I know that 68% of the data should live within 1 standard deviation $\sigma$ away from the mean, but I don't know how to apply that to $(\sum{X_i)^2}$.
Also, I'm not quite sure what kind of values the interval could even take on. I was thinking that $\sum{X_i}$ could take on values 0, 1, 2, ..., 100, so $(\sum{X_i)^2}$ could take on values 0, $1^2$, $2^2$, $3^2$, ..., $100^2$. Is this line of thinking correct?
The sum of Bernoulli is Binomial, which can be approximated by a Gaussian.
If we were dealing with truly continuous distribution, then the square of a Gaussian with non-unity variance is non-central Chi-square scaled by the variance.
However, as you were already contemplating, to find the bound "in probability" the square of a discrete distribution ($1^2,2^2,\ldots,n^2$), it suffices to bound the original discrete distribution ($1 \sim n$).
Denote $Y \equiv \sum_{i = 1}^n X_i$, then the probability mass function is $$ \Pr\{ Y = k\} = \frac{ n! }{k! \, (n-k)!} p^k (1-p)^{n-k}$$ which can be approximated by $\mathcal{N}(\mu, \sigma)$ where $\mu = np$ and the variance is $\sigma^2 = np(1-p)$.
The smallest bound for a Gaussian is the symmetric interval centered at the mean.
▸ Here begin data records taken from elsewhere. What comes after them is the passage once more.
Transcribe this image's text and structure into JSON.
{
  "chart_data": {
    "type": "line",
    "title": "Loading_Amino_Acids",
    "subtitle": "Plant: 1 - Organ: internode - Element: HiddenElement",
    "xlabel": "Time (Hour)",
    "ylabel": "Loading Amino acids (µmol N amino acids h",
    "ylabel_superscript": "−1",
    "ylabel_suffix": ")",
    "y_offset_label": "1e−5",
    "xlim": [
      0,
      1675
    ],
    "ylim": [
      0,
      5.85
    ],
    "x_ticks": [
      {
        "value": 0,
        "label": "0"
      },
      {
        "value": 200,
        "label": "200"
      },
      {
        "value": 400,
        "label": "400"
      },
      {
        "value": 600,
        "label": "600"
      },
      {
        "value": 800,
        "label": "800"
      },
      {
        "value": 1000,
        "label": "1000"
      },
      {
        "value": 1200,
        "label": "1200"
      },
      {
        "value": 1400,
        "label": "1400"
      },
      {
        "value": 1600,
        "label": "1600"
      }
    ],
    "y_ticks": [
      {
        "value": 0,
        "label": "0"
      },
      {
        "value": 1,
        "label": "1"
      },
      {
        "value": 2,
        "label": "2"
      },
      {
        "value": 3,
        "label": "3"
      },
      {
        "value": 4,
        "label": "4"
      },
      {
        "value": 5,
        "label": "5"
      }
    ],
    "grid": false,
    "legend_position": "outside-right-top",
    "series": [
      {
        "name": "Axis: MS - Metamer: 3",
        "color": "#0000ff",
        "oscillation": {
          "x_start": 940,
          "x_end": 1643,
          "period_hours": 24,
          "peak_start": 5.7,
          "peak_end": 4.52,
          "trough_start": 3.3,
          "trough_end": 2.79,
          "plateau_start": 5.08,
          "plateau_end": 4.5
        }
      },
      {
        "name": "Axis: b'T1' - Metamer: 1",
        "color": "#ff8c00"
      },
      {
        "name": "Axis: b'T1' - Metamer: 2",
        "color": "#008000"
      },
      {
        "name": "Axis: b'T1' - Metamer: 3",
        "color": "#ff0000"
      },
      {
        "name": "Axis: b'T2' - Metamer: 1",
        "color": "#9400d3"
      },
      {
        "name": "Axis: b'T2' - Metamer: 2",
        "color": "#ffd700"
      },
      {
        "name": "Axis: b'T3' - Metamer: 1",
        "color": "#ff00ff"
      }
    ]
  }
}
You need a large interval to bound the same amount of probability mass centered somewhere along the tail. The desired 68% is usually understood (in introductory courses) as one standard deviation: $\mu \pm \sigma$. $$np - \sqrt{np(1-p)} \leq \sum_{i = 1}^n X_i \leq np + \sqrt{np(1-p)} \qquad \text{with $\approx 68\%$ probability}\\ \text{or} \qquad n^2p^2 + np(1-p) -2np\sqrt{np(1-p)} \leq \left( \sum_{i = 1}^n X_i \right)^2 \leq n^2p^2 + np(1-p) \mathbf{{}+{}} 2np\sqrt{np(1-p)} \\ $$ Next you can factor the common $np$ to make it slightly shorter, or plugin the numbers $n=100$ and whatever $p$ is.